For categorical predictors, one can use class-specific relative frequencies.

Note

Naive Bayes combines many simple one-variable models into a full classifier.

Fitting Naive Bayes

Code
def_rec <- recipe(default ~ balance, data = default_train)

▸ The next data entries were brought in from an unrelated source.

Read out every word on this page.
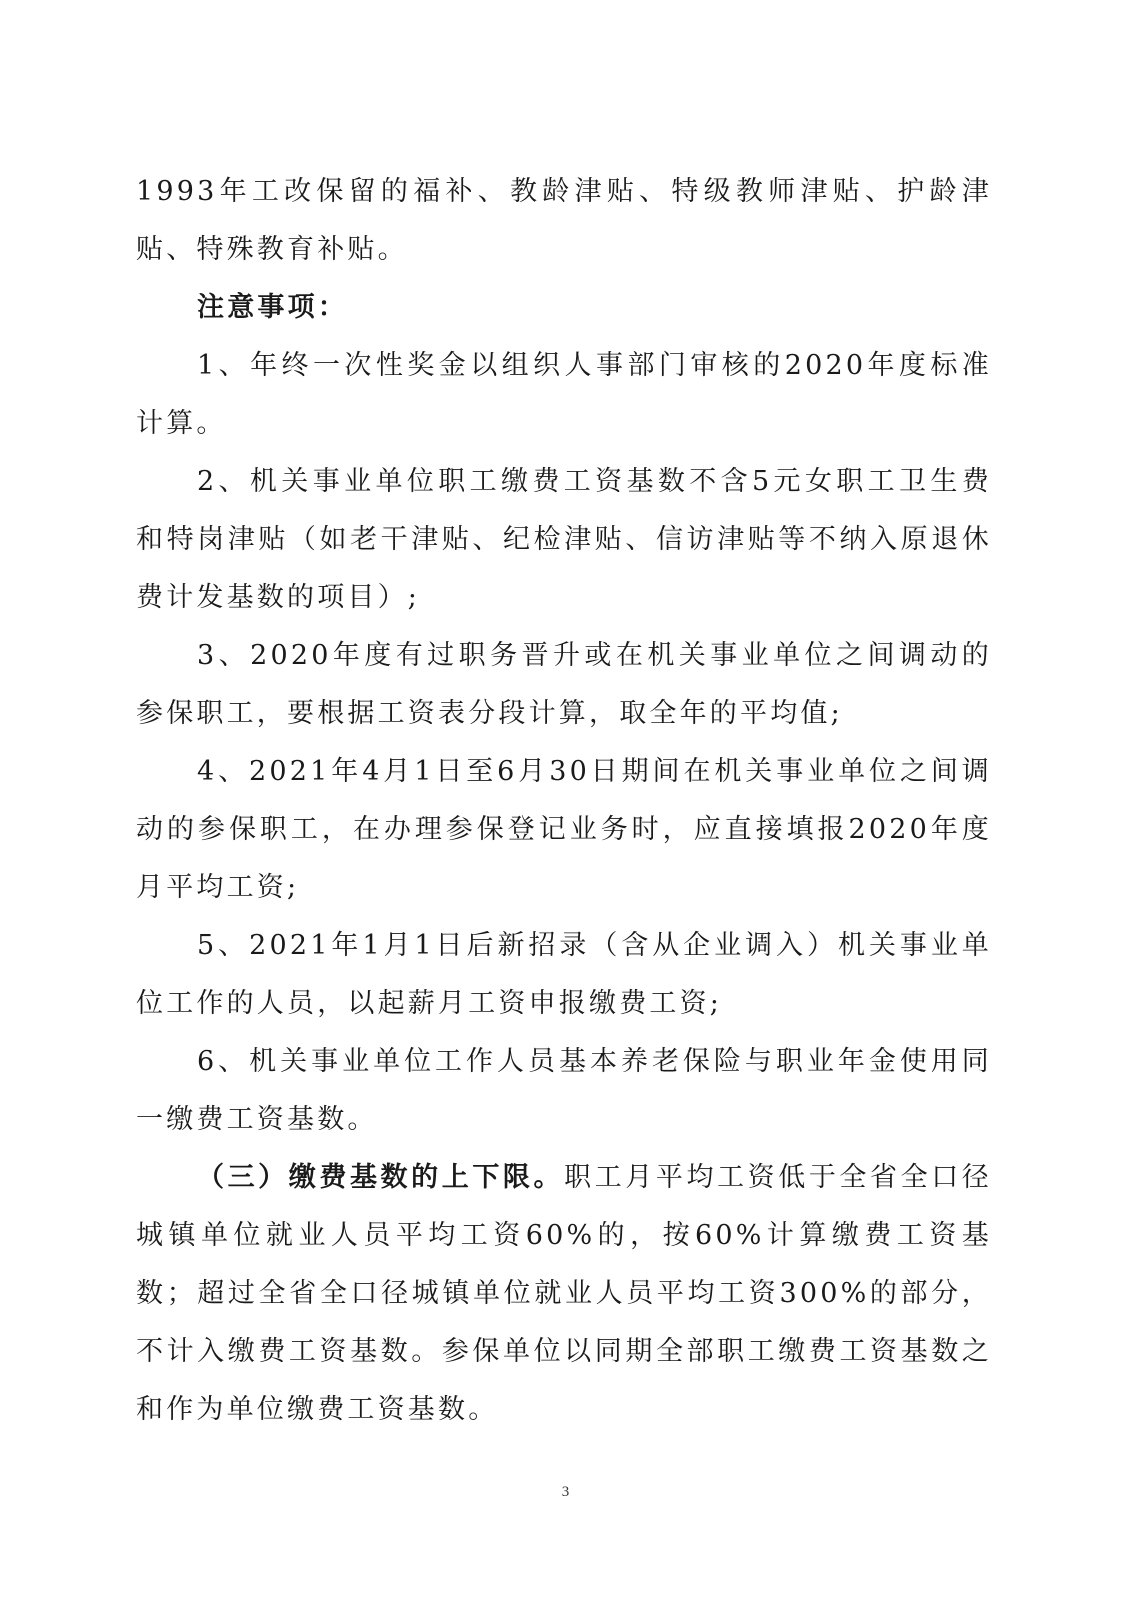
1993年工改保留的福补、教龄津贴、特级教师津贴、护龄津贴、特殊教育补贴。

注意事项：

1、年终一次性奖金以组织人事部门审核的2020年度标准计算。

2、机关事业单位职工缴费工资基数不含5元女职工卫生费和特岗津贴（如老干津贴、纪检津贴、信访津贴等不纳入原退休费计发基数的项目）;

3、2020年度有过职务晋升或在机关事业单位之间调动的参保职工，要根据工资表分段计算，取全年的平均值;

4、2021年4月1日至6月30日期间在机关事业单位之间调动的参保职工，在办理参保登记业务时，应直接填报2020年度月平均工资;

5、2021年1月1日后新招录（含从企业调入）机关事业单位工作的人员，以起薪月工资申报缴费工资;

6、机关事业单位工作人员基本养老保险与职业年金使用同一缴费工资基数。

（三）缴费基数的上下限。职工月平均工资低于全省全口径城镇单位就业人员平均工资60%的，按60%计算缴费工资基数；超过全省全口径城镇单位就业人员平均工资300%的部分，不计入缴费工资基数。参保单位以同期全部职工缴费工资基数之和作为单位缴费工资基数。

3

def_nb_spec <- naive_Bayes(
  mode = "classification",
  engine = "naivebayes"
)

def_wflow_nb <- workflow() |>
  add_recipe(def_rec) |>
  add_model(def_nb_spec)

def_fit_nb <- def_wflow_nb |>
  fit(data = default_train)
Code
def_fit_nb |>
  augment(new_data = default_test) |>
  dplyr::select(default, .pred_class, .pred_Yes) |>
  mutate(default = factor(default, levels = c("Yes", "No"))) |>
  roc_curve(truth = default, .pred_Yes) |>
  ggplot(aes(x = 1 - specificity, y = sensitivity)) +
  ggtitle("Naive Bayes ROC curve") +
  geom_path(color = "darkgreen") +
  geom_abline(lty = 3) +
  coord_equal() +
  theme_minimal()

Comparing classifiers

Comparing classifiers

method .estimate
logistic regression 0.0517932
LDA 0.0517932
QDA 0.0517932
naive Bayes 0.0517837

Important

The same workflow can be used to compare different classifiers:

model specification → fitting → predicted probabilities → ROC / AUC.